When she's here (which is nearly every day through the week), she talks AT us non-stop about what we should be doing, how we should be doing things, how SHE does things, how her daughter does things with HER kids -- everything from schooling, to parenting, to food, to work, to ... everything. When she goes home -- blessed moment in my day!! -- she immediately gets on the phone and starts calling my husband or me. She likes to "remind" us about things (did we put the dates on the calendar for my step-daughter's dance competition? Did we remember to call the doctor about step-son? Have we called the kids' mother to tell her whatever?). As soon as she gets home, she gets on the Yahoo messenger and starts badgering my husband about the same things. And if we aren't immediately responsive to her, she gets paranoid and huffy. I have quit using Yahoo messenger because I was tired of her constant messaging. I often don't answer the phone when she calls; I will wait to check the message, or I will call her back when I have a better opportunity. She has a key to our house, and rarely calls before coming over. She continually makes comments about our food choices and lifestyle. I don't know what to do. And, this is a petty issue that makes me feel bad, but the truth is, she is a little hard of hearing, and it makes her talk VERY loudly in the house. I am kind of sensitive in this way; I like things to be peaceful and a little more calm. She is hustling and bustling around, yelling out whatever comes into her mind, and if she is in a different room, she does not hesitate to SCREAM at whomever she is trying to talk with (if she knows the kids are upstairs, she will just HOLLER at them). Can't stand it.

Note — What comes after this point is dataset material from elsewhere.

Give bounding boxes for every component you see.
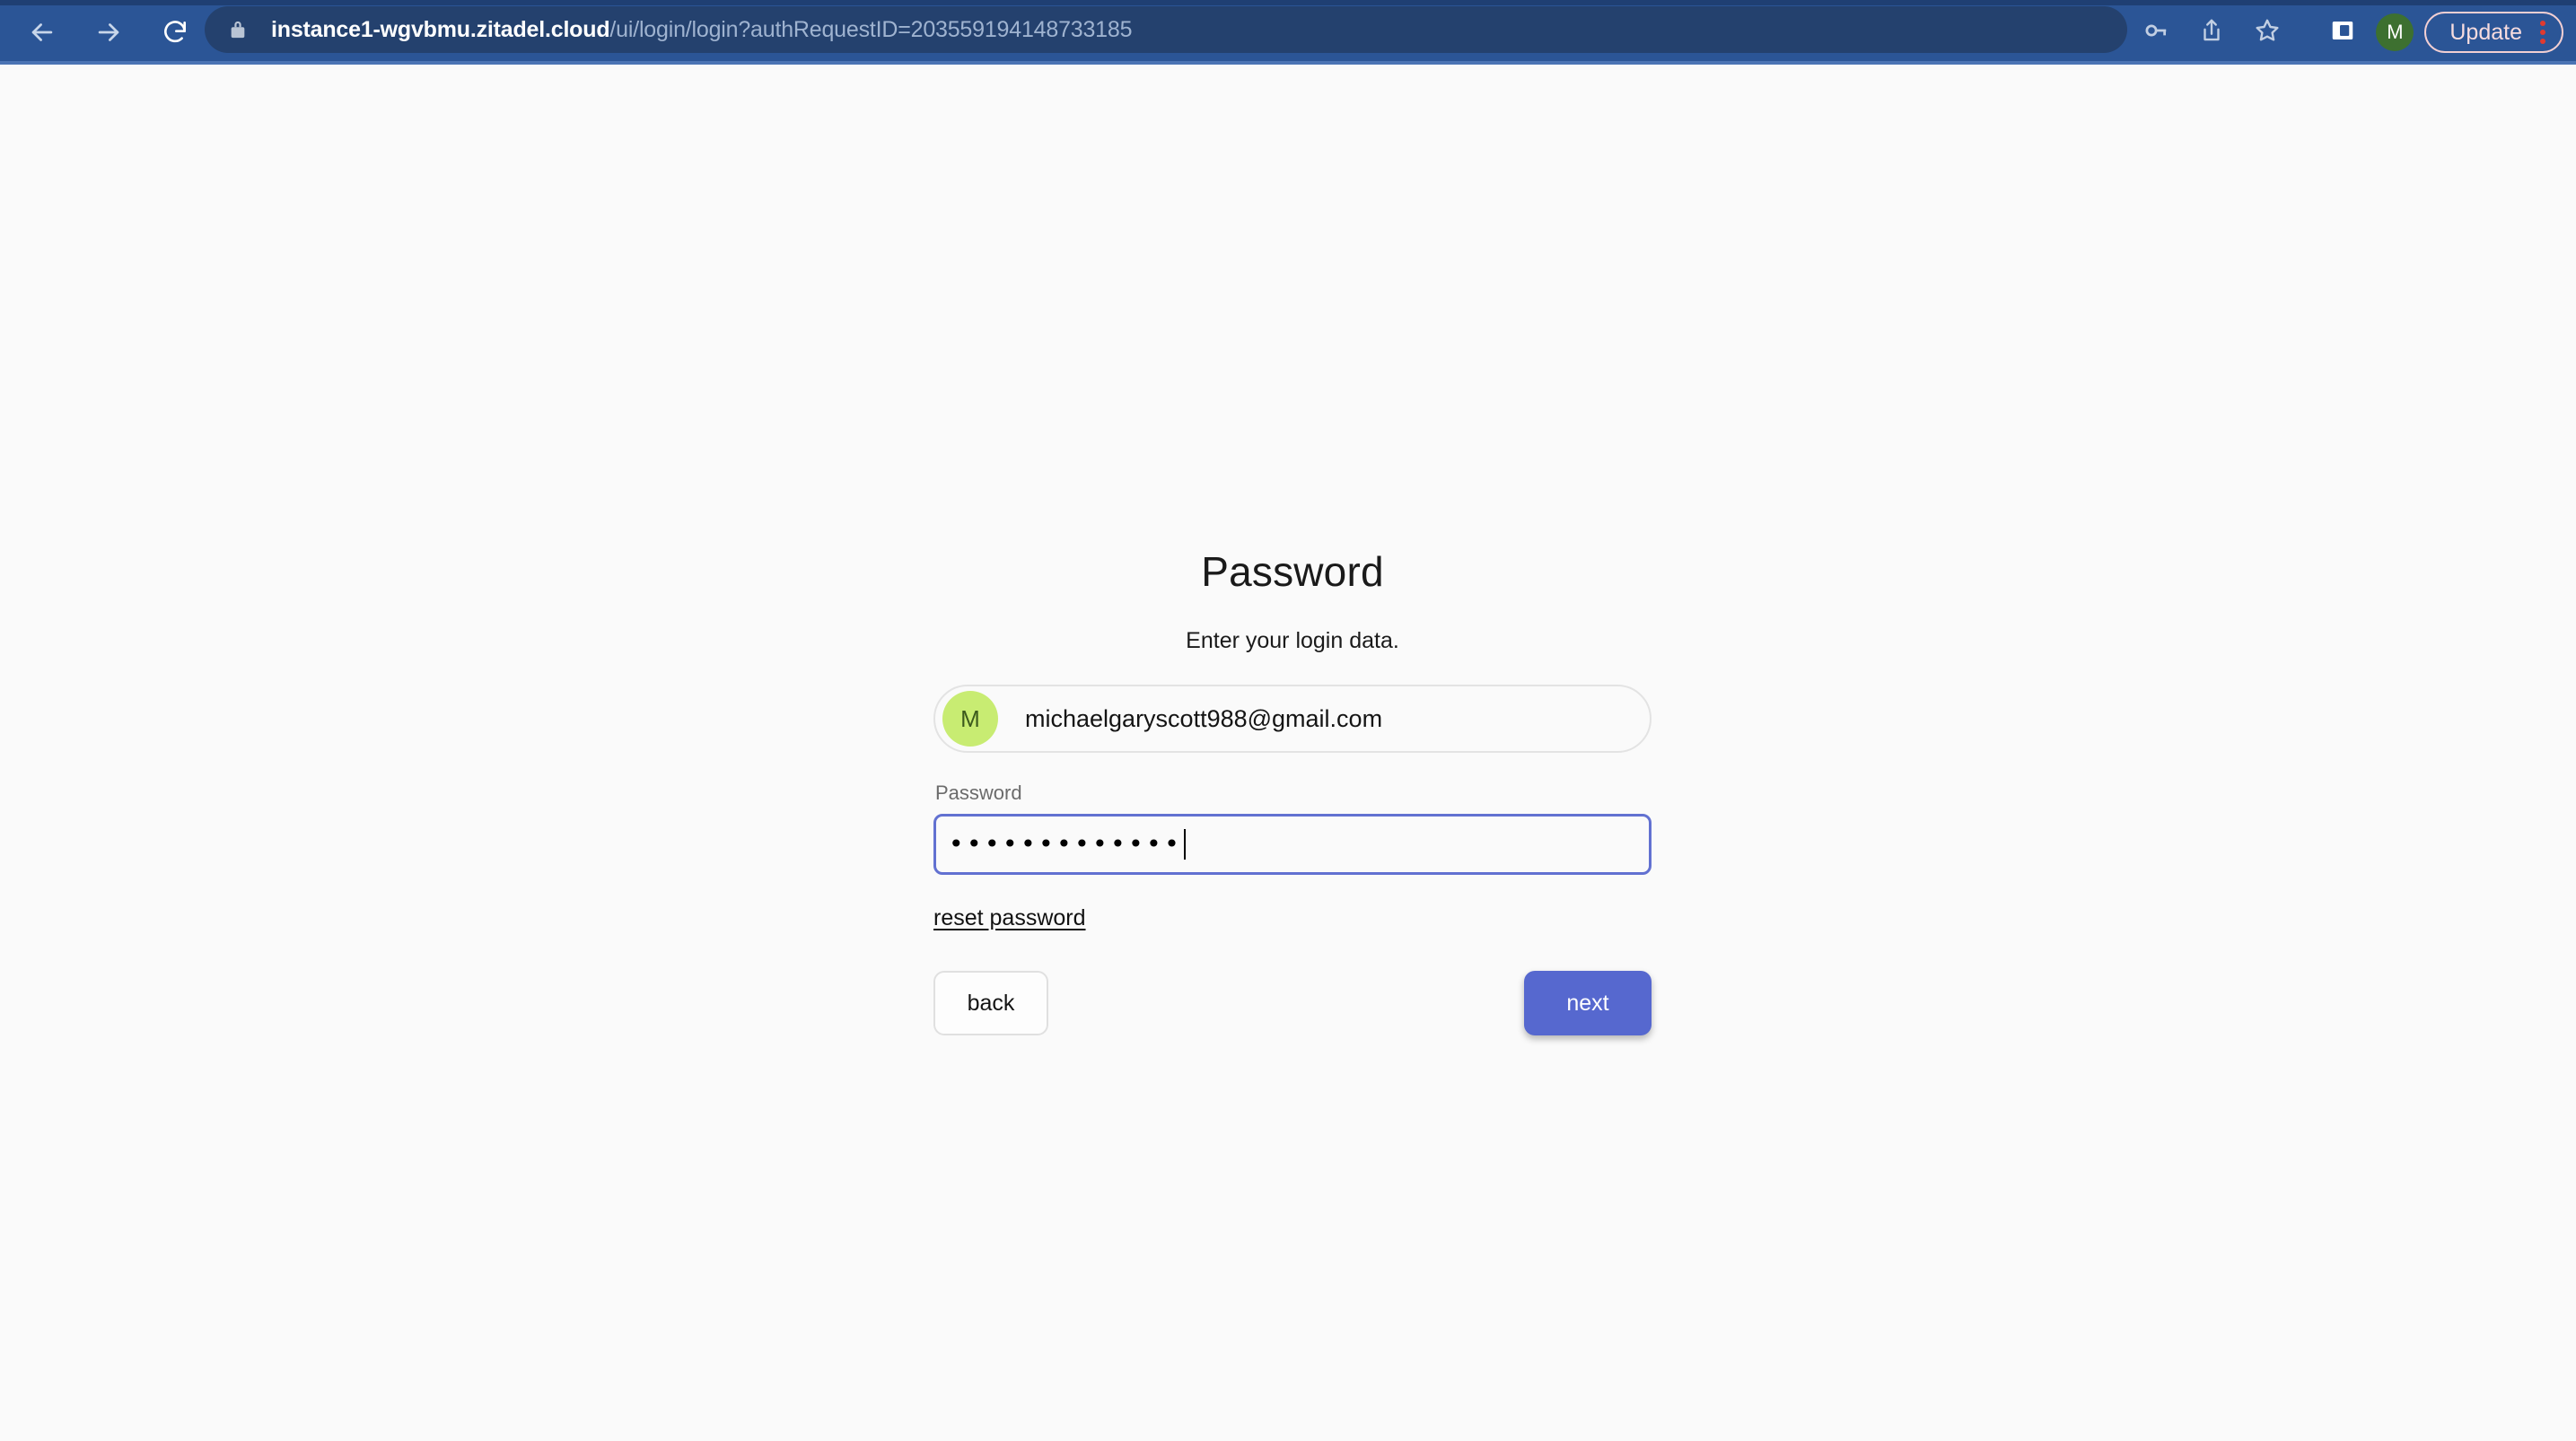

And I think my husband is so accustomed to it that, as much as it upsets him, he thinks there is no other way.

What, oh what oh what can I do?

I want her to butt out. If I had my choice, she'd live a lot farther away, and we'd be in charge of our own family -- we'd make our homeschooling decisions, along with the kids' mom, and she'd just be grandma. But that's not realistic at the moment.

On top of it, my husband has asked Gram to work for us this summer in our farm business. And I know what will end up happening -- she will be here every day (again), in our house, in our fields, constantly talking at me and telling me what to do.

Is it too much to want to be alone with my family and make our own decisions and not be judged and watched by her all the time? I think this may be my bigger issue -- homeschooling is just one part of it.

Sigh. Thanks for your advice. Sorry for the drama. Wish it was easier and wish it didn't all make me feel like a rotten, selfish person.